Dambrine Marc, Khan Akhtar A, Sama Miguel
Laboratoire de Mathématiques et de leurs Applications, Université de Pau et des Pays de l'Adour, E2S UPPA, CNRS, LMAP, 64013 Pau Cedex, France.
School of Mathematical Sciences, Rochester Institute of Technology, 85 Lomb Memorial Drive, Rochester, NY 14623, USA.
Philos Trans A Math Phys Eng Sci. 2022 Nov 14;380(2236):20210352. doi: 10.1098/rsta.2021.0352. Epub 2022 Sep 26.

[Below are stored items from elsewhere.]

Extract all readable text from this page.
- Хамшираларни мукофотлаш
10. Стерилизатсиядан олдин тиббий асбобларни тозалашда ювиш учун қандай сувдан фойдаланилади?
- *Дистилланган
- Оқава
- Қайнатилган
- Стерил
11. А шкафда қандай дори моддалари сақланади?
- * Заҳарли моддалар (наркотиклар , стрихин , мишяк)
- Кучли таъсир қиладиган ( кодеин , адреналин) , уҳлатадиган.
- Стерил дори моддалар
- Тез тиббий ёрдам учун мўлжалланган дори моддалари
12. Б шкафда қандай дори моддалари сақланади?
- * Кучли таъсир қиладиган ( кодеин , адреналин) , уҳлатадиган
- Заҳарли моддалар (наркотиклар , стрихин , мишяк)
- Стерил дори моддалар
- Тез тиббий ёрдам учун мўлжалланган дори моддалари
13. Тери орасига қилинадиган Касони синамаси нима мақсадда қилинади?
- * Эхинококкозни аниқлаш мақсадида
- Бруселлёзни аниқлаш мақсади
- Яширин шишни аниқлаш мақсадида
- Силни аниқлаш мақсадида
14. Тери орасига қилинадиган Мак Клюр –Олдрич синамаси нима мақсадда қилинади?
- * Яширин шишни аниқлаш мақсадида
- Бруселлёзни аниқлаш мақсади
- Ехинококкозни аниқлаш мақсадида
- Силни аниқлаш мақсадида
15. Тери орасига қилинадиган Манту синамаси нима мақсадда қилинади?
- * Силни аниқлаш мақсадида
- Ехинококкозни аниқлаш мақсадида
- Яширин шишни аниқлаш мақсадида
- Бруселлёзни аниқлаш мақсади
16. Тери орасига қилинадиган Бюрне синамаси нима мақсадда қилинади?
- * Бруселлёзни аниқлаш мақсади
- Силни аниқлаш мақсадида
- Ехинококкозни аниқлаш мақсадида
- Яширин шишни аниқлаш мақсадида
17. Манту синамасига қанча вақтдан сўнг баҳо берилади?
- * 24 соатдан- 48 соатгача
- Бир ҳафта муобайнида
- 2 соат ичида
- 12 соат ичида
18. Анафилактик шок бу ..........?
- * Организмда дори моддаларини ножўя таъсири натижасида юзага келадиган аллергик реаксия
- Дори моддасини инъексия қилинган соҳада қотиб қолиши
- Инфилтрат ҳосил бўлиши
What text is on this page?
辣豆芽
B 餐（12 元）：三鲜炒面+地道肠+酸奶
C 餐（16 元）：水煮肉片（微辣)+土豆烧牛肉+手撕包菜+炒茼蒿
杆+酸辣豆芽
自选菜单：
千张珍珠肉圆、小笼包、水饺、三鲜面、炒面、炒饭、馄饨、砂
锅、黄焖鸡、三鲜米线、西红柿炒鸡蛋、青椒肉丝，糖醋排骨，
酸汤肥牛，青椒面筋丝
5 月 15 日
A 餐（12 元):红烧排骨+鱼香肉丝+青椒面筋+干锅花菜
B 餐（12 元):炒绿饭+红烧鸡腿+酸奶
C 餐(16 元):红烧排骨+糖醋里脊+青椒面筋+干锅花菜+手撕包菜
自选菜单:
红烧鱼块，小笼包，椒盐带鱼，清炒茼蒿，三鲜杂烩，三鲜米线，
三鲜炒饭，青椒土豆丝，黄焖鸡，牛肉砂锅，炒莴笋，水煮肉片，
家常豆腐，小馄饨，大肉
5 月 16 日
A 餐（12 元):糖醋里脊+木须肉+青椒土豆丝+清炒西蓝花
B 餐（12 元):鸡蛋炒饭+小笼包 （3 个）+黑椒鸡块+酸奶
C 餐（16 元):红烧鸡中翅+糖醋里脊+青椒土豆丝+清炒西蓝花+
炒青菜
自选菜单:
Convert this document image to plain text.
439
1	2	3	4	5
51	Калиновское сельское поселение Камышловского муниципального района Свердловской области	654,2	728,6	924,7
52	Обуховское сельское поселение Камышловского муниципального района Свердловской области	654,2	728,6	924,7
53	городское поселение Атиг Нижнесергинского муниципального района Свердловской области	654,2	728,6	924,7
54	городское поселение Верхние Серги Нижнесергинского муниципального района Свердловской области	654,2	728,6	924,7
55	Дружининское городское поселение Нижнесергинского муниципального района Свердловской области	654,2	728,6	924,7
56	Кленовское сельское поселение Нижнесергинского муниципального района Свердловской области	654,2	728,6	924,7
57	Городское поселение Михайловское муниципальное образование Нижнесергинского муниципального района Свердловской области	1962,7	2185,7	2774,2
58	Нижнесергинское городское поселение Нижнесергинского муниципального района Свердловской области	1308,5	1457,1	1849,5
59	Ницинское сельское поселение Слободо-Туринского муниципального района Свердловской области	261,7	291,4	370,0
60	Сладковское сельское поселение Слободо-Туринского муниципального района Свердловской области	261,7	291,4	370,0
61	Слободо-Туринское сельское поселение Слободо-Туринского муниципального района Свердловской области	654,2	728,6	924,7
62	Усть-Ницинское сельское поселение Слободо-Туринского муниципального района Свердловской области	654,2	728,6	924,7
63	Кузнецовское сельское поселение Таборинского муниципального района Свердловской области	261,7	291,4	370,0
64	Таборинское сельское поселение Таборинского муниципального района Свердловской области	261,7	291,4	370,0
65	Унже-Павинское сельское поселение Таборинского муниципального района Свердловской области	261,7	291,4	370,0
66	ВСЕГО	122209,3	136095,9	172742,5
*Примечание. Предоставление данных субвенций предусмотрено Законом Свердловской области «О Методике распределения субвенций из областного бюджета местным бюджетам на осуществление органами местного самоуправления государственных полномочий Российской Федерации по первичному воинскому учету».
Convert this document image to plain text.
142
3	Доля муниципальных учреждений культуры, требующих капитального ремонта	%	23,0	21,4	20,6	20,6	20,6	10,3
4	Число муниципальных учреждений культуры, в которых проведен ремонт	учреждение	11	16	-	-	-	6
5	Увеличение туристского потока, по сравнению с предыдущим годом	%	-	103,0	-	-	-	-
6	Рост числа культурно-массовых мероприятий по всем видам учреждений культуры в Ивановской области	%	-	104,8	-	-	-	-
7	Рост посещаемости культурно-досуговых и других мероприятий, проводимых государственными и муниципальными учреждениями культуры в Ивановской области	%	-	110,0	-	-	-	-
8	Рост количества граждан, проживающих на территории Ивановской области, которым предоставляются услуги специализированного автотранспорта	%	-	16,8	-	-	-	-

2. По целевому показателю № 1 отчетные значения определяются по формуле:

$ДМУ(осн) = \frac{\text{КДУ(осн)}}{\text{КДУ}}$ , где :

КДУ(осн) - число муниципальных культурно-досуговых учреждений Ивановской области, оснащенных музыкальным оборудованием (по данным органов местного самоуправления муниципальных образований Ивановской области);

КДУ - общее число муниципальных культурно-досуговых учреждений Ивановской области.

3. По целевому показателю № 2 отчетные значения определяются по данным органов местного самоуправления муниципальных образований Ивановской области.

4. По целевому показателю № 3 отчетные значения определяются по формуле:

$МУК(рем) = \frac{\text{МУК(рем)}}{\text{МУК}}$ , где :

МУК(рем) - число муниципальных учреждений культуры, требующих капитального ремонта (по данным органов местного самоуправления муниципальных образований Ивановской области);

Numerous applied models used in the study of optimal control problems, inverse problems, shape optimization, machine learning, fractional programming, neural networks, image registration and so on lead to stochastic optimization problems in Hilbert spaces. Under a suitable convexity assumption on the objective function, a necessary and sufficient optimality condition for stochastic optimization problems is a stochastic variational inequality. This article presents a new stochastic regularized second-order iterative scheme for solving a variational inequality in a stochastic environment where the primary operator is accessed by employing sampling techniques. The proposed iterative scheme, which fits within the general framework of the stochastic approximation approach, has its almost-sure convergence analysis given in a Hilbert space. We test the feasibility and the efficacy of the proposed stochastic approximation approach for a stochastic optimal control problem and a stochastic inverse problem, both associated with a second-order stochastic partial differential equation. This article is part of the theme issue 'Non-smooth variational problems and applications'.
许多应用于最优控制问题、反问题、形状优化、机器学习、分式规划、神经网络、图像配准等研究中的模型都会导致希尔伯特空间中的随机优化问题。在目标函数的适当凸性假设下,随机优化问题的一个充要最优性条件是一个随机变分不等式。本文提出了一种新的随机正则化二阶迭代格式,用于求解随机环境下的变分不等式,其中主要算子是通过采样技术获取的。所提出的迭代格式符合随机逼近方法的一般框架,其几乎必然收敛性分析是在希尔伯特空间中给出的。我们针对与二阶随机偏微分方程相关的一个随机最优控制问题和一个随机反问题,测试了所提出的随机逼近方法的可行性和有效性。本文是“非光滑变分问题及应用”主题专刊的一部分。